CodePudding user response:
This is an option -- split up the rows with model_nr == 0
from the others and then join them back in.
library(tidyverse)
df <- structure(list(file = c(1, 1, 1, 1, 1, 1, 1, 1, 1, 2, 2, 2, 2, 2, 2, 2, 2, 2),
model = c("a", "b", "c", "x", "x", "x", "y", "y", "y", "d", "e", "f", "x", "x", "x", "z", "z", "z"),
model_nr = c(0, 0, 0, 1, 1, 1, 2, 2, 2, 0, 0, 0, 1, 1, 1, 2, 2, 2)),
row.names = c(NA, -18L),
class = "data.frame")
df %>%
filter(model_nr == 0) %>%
rename(model_0 = model_nr) %>%
left_join(expand(filter(df, model_nr != 0),
nesting(file, model_nr)), by = "file") %>%
full_join(filter(df, model_nr != 0), by = c("file", "model", "model_nr")) %>%
arrange(file, model_nr) %>%
mutate(model_nr = ifelse(is.na(model_0), model_nr, 0)) %>%
select(-model_0)
#> file model model_nr
#> 1 1 a 0
#> 2 1 b 0
#> 3 1 c 0
#> 4 1 x 1
#> 5 1 x 1
#> 6 1 x 1
#> 7 1 a 0
#> 8 1 b 0
#> 9 1 c 0
#> 10 1 y 2
#> 11 1 y 2
#> 12 1 y 2
#> 13 2 d 0
#> 14 2 e 0
#> 15 2 f 0
#> 16 2 x 1
#> 17 2 x 1
#> 18 2 x 1
#> 19 2 d 0
#> 20 2 e 0
#> 21 2 f 0
#> 22 2 z 2
#> 23 2 z 2
#> 24 2 z 2
Created on 2022-05-24 by the reprex package (v2.0.1)

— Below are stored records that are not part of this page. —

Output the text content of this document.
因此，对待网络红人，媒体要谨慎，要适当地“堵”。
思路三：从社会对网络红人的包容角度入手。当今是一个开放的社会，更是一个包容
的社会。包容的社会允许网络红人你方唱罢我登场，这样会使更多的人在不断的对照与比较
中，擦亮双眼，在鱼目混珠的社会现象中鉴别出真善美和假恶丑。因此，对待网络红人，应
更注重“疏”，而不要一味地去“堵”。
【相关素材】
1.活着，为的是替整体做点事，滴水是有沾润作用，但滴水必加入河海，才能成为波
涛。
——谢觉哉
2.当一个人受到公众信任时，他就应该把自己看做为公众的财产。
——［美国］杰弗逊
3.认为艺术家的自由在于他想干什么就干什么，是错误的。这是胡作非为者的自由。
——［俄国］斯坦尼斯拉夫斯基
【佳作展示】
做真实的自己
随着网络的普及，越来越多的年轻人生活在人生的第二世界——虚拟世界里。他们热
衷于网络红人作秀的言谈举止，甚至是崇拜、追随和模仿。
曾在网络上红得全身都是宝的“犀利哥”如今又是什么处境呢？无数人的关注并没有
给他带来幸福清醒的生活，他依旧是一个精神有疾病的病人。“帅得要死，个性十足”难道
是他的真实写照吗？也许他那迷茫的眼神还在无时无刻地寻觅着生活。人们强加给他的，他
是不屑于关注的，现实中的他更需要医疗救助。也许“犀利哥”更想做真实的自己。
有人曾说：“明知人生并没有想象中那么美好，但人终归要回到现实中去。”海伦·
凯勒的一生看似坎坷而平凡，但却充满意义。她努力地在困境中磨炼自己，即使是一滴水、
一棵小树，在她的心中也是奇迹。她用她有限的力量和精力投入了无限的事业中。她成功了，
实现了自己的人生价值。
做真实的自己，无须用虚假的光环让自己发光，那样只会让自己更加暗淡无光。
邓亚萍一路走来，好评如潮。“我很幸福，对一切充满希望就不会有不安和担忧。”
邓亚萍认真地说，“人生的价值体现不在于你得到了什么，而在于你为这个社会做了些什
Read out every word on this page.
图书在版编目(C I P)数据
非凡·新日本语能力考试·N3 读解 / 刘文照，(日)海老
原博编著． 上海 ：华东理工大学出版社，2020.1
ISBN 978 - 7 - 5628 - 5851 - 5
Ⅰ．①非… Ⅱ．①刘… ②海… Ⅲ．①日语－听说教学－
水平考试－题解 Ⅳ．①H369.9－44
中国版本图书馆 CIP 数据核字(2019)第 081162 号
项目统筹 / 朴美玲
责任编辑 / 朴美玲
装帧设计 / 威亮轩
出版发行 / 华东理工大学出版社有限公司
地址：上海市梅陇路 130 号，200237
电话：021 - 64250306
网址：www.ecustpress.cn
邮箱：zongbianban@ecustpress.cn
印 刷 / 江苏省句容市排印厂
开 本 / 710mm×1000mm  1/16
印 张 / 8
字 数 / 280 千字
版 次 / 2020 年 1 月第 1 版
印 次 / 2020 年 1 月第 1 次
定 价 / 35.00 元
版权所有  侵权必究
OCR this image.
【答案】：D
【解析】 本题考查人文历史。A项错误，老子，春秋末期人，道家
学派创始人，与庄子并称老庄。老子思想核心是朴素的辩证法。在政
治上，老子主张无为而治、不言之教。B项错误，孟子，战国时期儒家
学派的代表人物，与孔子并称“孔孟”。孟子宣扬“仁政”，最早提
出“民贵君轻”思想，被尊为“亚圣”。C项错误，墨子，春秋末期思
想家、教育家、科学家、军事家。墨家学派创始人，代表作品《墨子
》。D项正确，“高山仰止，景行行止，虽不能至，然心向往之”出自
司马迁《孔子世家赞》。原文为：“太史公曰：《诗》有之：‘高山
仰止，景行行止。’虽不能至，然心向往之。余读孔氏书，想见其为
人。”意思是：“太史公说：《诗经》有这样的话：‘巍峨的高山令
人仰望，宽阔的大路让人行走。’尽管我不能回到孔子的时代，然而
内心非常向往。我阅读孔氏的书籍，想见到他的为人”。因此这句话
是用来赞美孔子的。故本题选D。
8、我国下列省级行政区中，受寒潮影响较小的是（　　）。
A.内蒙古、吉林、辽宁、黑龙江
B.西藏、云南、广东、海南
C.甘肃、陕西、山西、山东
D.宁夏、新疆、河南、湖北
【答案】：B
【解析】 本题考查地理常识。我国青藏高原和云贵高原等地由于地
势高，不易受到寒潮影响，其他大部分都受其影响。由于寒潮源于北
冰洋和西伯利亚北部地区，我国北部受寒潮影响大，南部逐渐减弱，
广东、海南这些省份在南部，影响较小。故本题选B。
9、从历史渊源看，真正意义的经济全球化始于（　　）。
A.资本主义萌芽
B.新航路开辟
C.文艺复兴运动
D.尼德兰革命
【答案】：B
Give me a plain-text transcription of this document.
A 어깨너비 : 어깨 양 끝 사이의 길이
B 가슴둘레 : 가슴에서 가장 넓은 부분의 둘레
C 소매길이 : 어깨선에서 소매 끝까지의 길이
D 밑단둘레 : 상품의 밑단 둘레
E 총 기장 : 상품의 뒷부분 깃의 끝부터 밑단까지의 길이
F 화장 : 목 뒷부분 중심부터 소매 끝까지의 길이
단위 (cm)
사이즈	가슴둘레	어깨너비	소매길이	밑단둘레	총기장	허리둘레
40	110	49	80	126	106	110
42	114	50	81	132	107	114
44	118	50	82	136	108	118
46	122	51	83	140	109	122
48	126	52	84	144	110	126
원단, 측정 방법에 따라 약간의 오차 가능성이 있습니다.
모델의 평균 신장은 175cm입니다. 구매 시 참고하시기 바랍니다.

CodePudding user response:
Would this be ok?
library(dplyr)
df %>%
filter(model_nr == 0) %>%
bind_rows(df) %>%
arrange(file)
file model model_nr
1 1 a 0
2 1 b 0
3 1 c 0
4 1 a 0
5 1 b 0
6 1 c 0
7 1 x 1
8 1 x 1
9 1 x 1
10 1 y 2
11 1 y 2
12 1 y 2
13 2 d 0
14 2 e 0
15 2 f 0
16 2 d 0
17 2 e 0
18 2 f 0
19 2 x 1
20 2 x 1
21 2 x 1
22 2 z 2
23 2 z 2
24 2 z 2
CodePudding user response:
Just to show how I currently do it and what workaround I found:
# Extract the overhead from each model that we paste to all models later on
overhead <- df |>
group_by(file) |>
filter(model_nr == 0) |>
ungroup()
# Add the overhead to all models
df |>
group_split(file, model_nr) |>
map(.x = _,
.f = ~ . |>
add_row(overhead |> filter(file == unique(.x$file)), .before = 1) |>
mutate(model_nr = if_else(model_nr == 0, NA_real_, model_nr)) |>
fill(model_nr, .direction = "updown") |>
fill(model, .direction = "updown") |>
filter(!is.na(model_nr)))
From here I can filter out the empty tibbles or bind_rows them. In the map
command, only the add_row
is required to answer my question above. Everything else is just sugar to get a bit beyond.